Les moulins du nord de l'Angleterre sont fréquentés par une sorte de lutin appelé Killmoulis; il n'a pas de bouche, mais est pourvu d'un grand nez; il porte le plus grand intérêt aux moulins et aux meuniers; quand un malheur les menace, il pleure comme un enfant; il est très friand de viande de porc, et on lui adresse cette petite formulette: «Approche, mon vieux Killmoulis! Où étais-tu hier quand je tuais le cochon? Si tu étais venu, je t'en aurais donné de quoi te remplir le ventre.»

En Hollande, les moulins ont un autre esprit, le Kaboutermannekin, dont le caractère est bienveillant; lorsque la meule était avariée, le meunier n'avait qu'à la placer la nuit devant le moulin, en ayant soin de mettre à côté un morceau de pain, du beurre et un verre de bière; le lendemain, il était certain de la trouver bien réparée.

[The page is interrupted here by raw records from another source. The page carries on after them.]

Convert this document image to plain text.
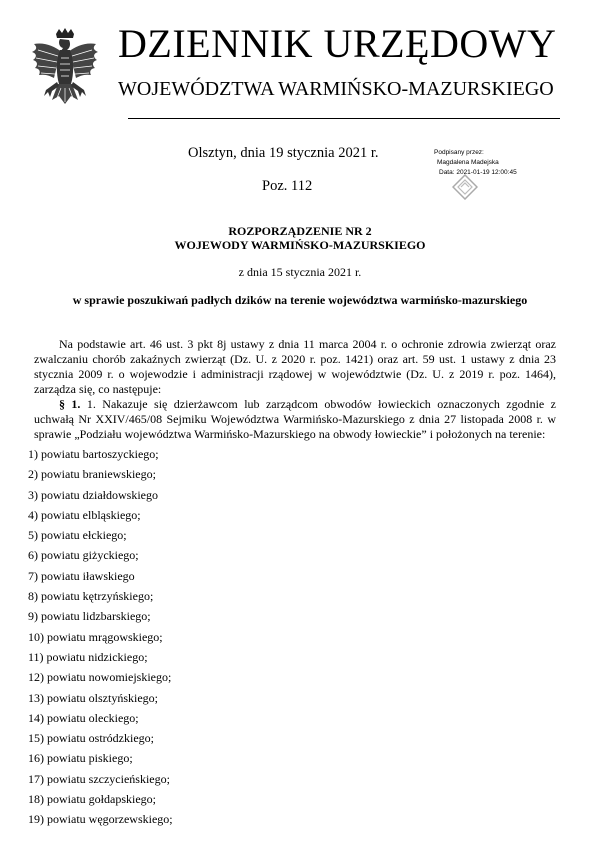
DZIENNIK URZĘDOWY
WOJEWÓDZTWA WARMIŃSKO-MAZURSKIEGO
Olsztyn, dnia 19 stycznia 2021 r.
Poz. 112
Podpisany przez:
Magdalena Madejska
Data: 2021-01-19 12:00:45
ROZPORZĄDZENIE NR 2
WOJEWODY WARMIŃSKO-MAZURSKIEGO
z dnia 15 stycznia 2021 r.
w sprawie poszukiwań padłych dzików na terenie województwa warmińsko-mazurskiego
Na podstawie art. 46 ust. 3 pkt 8j ustawy z dnia 11 marca 2004 r. o ochronie zdrowia zwierząt oraz zwalczaniu chorób zakaźnych zwierząt (Dz. U. z 2020 r. poz. 1421) oraz art. 59 ust. 1 ustawy z dnia 23 stycznia 2009 r. o wojewodzie i administracji rządowej w województwie (Dz. U. z 2019 r. poz. 1464), zarządza się, co następuje:
§ 1. 1. Nakazuje się dzierżawcom lub zarządcom obwodów łowieckich oznaczonych zgodnie z uchwałą Nr XXIV/465/08 Sejmiku Województwa Warmińsko-Mazurskiego z dnia 27 listopada 2008 r. w sprawie „Podziału województwa Warmińsko-Mazurskiego na obwody łowieckie” i położonych na terenie:
1) powiatu bartoszyckiego;
2) powiatu braniewskiego;
3) powiatu działdowskiego
4) powiatu elbląskiego;
5) powiatu ełckiego;
6) powiatu giżyckiego;
7) powiatu iławskiego
8) powiatu kętrzyńskiego;
9) powiatu lidzbarskiego;
10) powiatu mrągowskiego;
11) powiatu nidzickiego;
12) powiatu nowomiejskiego;
13) powiatu olsztyńskiego;
14) powiatu oleckiego;
15) powiatu ostródzkiego;
16) powiatu piskiego;
17) powiatu szczycieńskiego;
18) powiatu gołdapskiego;
19) powiatu węgorzewskiego;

Dans le nord de l'Écosse, le Kelpie ou cheval d'eau lutin hantait aussi les moulins; un meunier, ennuyé des visites de l'un d'eux, enferma la nuit son cochon dans le moulin; quand celui-ci vit le Kelpie, il se précipita sur lui et lui fit peur. La nuit suivante, le lutin frappa à la fenêtre du meunier et lui demanda s'il y aurait encore quelqu'un au moulin.—Oui, répondit le meunier, et il y sera toujours. Le Kelpie ne revint plus. Le Brollachan était un monstre qui avait deux yeux et une bouche et ne pouvait dire que deux mots: Moi et toi; un jour qu'il était étendu le long du feu, le garçon du moulin y jeta un morceau de tourbe fraîche qui brûla le lutin. Il se mit à gémir, et sa mère arriva en lui demandant: Qui est-ce qui t'a brûlé? Le Brollachan ne sut que répondre: Moi. Sa mère répondit: Si c'était un autre, je me serais vengée. Le garçon de moulin renversa sur lui le vase à mesurer la farine et se blottit de façon à ressembler le plus possible à un sac. Il n'eut aucun mal, et le lutin et sa mère quittèrent le moulin.